One more point that we can take with us from this story is that there is a powerful connection between saying the Song of the Sea and awakening mercy from Heaven. If the Rebbe noted this (he could have told the story without noting what the Rayatz had been saying during his disembodiment), it means that we should be aware of this. If you think about someone who needs Heavenly mercy and recite the Song of the Sea with sincerity and the proper intent, you will be awakening the Heavens to be merciful with him. This is true both for an individual and for the entire Jewish people.
The Song of the Sea appears in parshat Beshalach, the Torah reading of the week during which the tenth of Shevat-the Rayatz's yahrzeit-usually falls. So this story and its teaching are particularly suited to the tenth of Shevat.

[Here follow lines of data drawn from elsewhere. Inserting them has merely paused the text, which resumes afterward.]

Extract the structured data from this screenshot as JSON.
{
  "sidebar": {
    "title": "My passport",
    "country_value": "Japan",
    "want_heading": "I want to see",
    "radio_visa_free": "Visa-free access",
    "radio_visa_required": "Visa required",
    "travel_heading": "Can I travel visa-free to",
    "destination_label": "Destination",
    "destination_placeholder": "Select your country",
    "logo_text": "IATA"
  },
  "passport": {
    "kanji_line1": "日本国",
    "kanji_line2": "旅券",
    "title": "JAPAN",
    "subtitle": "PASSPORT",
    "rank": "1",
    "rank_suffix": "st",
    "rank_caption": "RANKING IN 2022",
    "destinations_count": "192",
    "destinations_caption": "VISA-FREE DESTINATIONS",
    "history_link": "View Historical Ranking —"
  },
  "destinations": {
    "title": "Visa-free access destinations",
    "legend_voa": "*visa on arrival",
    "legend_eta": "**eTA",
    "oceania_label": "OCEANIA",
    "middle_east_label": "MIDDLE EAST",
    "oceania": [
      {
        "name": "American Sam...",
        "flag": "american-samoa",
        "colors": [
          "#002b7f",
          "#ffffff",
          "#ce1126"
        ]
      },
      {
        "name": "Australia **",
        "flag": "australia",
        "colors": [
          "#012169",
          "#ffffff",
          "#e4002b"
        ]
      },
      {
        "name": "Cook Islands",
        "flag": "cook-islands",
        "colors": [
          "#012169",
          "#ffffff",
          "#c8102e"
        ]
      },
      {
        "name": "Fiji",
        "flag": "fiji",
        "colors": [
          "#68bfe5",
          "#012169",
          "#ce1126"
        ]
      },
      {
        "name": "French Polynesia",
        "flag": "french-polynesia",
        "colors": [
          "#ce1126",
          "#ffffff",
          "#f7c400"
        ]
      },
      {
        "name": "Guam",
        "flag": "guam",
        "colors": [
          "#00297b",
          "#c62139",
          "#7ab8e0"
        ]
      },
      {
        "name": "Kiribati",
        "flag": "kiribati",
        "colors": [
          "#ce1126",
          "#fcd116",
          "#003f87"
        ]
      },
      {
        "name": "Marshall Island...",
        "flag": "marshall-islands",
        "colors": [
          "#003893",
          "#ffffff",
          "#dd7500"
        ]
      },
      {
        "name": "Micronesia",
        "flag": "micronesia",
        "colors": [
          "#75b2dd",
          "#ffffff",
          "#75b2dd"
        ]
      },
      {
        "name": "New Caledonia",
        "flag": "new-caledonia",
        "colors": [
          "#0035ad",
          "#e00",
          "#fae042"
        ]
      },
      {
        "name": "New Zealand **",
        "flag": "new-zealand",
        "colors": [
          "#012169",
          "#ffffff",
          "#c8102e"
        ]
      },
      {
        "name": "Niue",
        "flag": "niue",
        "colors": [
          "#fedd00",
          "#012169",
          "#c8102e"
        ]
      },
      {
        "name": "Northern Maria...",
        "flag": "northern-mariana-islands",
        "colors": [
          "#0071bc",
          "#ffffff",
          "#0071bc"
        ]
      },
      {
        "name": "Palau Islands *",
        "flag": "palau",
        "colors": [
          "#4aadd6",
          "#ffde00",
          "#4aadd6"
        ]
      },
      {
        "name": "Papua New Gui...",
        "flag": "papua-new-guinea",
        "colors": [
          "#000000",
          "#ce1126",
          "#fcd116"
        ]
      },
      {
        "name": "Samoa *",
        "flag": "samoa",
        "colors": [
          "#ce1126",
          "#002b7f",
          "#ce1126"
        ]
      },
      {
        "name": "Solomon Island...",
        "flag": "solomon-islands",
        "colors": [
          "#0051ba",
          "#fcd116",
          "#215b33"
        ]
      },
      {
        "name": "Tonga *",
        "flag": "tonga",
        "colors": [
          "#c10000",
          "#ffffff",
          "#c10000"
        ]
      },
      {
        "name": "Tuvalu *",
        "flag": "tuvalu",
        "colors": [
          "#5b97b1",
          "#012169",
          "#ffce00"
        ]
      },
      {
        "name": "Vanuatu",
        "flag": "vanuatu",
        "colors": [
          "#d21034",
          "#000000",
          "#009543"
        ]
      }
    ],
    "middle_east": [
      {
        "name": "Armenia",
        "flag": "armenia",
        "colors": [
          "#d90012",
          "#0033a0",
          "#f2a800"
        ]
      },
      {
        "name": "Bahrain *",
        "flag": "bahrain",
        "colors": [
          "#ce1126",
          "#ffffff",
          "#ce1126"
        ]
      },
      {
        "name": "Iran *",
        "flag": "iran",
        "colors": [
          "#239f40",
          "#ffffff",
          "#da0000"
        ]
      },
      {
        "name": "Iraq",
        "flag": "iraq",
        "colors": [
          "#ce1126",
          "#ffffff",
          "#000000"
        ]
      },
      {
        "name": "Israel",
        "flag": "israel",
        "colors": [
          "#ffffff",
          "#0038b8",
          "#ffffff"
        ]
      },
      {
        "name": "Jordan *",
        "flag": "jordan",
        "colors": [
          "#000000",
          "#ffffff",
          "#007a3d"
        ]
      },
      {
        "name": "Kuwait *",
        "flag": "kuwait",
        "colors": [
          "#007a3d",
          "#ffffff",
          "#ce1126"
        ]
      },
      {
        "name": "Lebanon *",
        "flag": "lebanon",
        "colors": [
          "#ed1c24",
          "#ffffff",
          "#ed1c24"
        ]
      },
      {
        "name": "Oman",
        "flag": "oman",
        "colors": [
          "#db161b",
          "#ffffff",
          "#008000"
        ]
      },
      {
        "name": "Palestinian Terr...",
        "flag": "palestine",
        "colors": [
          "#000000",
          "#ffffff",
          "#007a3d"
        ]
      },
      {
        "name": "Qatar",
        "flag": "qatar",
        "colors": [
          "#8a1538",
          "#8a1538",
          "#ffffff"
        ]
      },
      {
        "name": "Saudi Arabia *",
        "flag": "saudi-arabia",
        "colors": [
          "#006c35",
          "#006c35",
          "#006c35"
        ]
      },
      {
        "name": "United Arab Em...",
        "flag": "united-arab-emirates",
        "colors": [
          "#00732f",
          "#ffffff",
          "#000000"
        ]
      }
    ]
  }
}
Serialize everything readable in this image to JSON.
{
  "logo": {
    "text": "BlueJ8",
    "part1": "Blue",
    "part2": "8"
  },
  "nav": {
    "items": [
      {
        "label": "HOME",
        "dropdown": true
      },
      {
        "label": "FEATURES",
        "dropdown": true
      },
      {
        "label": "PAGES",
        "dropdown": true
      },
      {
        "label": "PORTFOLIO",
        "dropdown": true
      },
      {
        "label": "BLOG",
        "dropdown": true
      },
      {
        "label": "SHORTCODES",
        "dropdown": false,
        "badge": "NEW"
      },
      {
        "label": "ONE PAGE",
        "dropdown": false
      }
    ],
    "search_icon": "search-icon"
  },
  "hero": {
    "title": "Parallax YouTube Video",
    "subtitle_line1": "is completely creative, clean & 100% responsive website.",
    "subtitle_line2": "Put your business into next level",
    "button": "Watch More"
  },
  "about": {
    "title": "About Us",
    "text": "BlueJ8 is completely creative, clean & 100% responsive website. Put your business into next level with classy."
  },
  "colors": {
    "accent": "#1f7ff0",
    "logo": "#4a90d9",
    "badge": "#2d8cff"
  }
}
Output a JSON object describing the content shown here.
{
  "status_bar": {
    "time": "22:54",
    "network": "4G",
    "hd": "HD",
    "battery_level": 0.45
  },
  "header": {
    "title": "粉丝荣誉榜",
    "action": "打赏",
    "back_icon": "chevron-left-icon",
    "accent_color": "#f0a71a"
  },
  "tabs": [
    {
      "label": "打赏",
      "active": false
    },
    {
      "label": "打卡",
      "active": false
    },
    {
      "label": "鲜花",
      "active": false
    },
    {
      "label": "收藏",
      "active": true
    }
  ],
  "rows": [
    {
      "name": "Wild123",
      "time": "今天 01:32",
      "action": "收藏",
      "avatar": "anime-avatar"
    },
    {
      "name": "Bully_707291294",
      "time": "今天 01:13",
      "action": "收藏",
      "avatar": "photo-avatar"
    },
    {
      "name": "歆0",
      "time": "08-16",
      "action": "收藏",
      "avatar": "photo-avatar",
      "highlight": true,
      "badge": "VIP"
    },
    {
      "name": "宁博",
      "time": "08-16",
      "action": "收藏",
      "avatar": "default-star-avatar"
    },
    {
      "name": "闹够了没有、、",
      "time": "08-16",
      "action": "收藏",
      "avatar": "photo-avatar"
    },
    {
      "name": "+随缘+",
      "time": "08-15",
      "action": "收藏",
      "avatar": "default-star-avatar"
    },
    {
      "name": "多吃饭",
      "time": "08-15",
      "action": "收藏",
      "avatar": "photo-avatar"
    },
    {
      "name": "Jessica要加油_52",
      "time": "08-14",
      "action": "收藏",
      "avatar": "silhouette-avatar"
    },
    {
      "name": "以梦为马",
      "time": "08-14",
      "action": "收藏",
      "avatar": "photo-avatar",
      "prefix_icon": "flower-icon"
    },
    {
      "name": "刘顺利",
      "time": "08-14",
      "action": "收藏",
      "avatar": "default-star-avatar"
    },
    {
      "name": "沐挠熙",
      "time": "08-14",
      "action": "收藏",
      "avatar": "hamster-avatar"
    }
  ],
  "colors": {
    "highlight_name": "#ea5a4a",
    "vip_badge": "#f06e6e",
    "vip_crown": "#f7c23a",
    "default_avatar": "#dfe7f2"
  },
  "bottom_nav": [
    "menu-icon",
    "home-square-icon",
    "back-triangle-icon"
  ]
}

Source: Adapted by Yerachmiel Tilles from the translation/rendition on inner.org, which is based on a talk by Rabbi Yitzchak Ginsburgh at a children's gathering in Ramat Aviv, six years ago. (Actually, he told there two stories. For the other, here is the link:

Rabbi Yosef Yitzchak Schneersohn (12 Tammuz 1880-10 Shvat 1950), known as the Rebbe Rayatz, was the sixth Lubavitcher Rebbe, from 1920 to 1950. The only son of his predecessor, the Rebbe Reshab, he established a network of Jewish educational institutions and Chassidim that was the single most significant factor for the preservation of Judaism during the dread reign of the communist Soviets. In 1940 he moved to the USA, established Chabad world-wide headquarters in Brooklyn and launched the global campaign to renew and spread Judaism in all languages and in every corner of the world, the campaign continued and expanded so remarkably successfully by his son-in-law and successor, Rabbi Menachem Mendel Schneerson.